Yuri got out his cell phone and went to work on the office.
“We still have to decide about the software,” I said.
“Gerald's was technical. Sadie's was an Internet browser,” she said. “Randy's was a game. Nathan's was a business program.”
“So the killer is all over the place,” I said. “Just about any program would do. Hey, how about a program that lets you come here?”
“I don't think we're ready to release this yet,” she said.
We kicked it around. We waited for Yuri to finish on the phone. We didn't come up with anything.
Yuri folded his phone. “Arrangements for the office are made. What did you decide to do about the software?”
“Nothing,” I said. “Look, the software in question doesn't even have to exist. We just need to say it does. It could be anything. What does EES have in the works?”

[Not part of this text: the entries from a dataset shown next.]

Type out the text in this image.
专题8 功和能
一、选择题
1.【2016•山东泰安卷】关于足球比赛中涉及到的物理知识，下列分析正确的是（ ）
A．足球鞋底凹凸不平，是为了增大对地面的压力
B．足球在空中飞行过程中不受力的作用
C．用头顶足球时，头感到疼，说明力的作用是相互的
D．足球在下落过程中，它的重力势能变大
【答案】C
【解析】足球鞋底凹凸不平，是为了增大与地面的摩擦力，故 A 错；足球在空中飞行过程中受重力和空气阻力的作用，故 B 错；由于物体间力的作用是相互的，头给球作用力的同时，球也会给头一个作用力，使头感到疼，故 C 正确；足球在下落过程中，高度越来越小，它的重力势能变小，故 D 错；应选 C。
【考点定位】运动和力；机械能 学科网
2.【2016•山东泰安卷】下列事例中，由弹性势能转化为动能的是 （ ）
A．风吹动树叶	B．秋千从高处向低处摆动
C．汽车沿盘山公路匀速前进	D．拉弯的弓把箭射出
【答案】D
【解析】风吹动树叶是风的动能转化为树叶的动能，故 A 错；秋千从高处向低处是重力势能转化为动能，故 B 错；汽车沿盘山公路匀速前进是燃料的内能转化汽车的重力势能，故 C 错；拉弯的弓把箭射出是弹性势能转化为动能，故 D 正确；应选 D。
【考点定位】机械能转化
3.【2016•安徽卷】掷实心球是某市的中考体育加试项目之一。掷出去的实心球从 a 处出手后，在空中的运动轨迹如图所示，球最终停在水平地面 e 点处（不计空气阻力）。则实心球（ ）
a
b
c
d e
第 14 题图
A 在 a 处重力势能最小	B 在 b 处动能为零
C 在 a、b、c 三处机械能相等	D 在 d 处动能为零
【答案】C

“I don't think we can afford to have our name linked to the worst documentation ever written,” he said. “I can provide behind the curtain stuff, but up front we need to be invisible.”
“GP Ink contracts,” I said. “We need a customer.”
“Let Dennis do it,” Prudence said. “It's perfect.”
She was right.
Dennis might well use GP Ink to document software he'd written and was ready to market. It would give at least one of us a good excuse for hanging around GP Ink, too.
“So what'll it be?” I asked.
“Well, I have this encryption idea,” Dennis said. “It involves disguising sensitive data as something else. You know, a list of secret chemicals as a recipe for chocolate cake or some steamy porno as a letter to your mom.”
“Hey, that's a good idea!” Yuri said. “Maybe when this is all over we should talk.”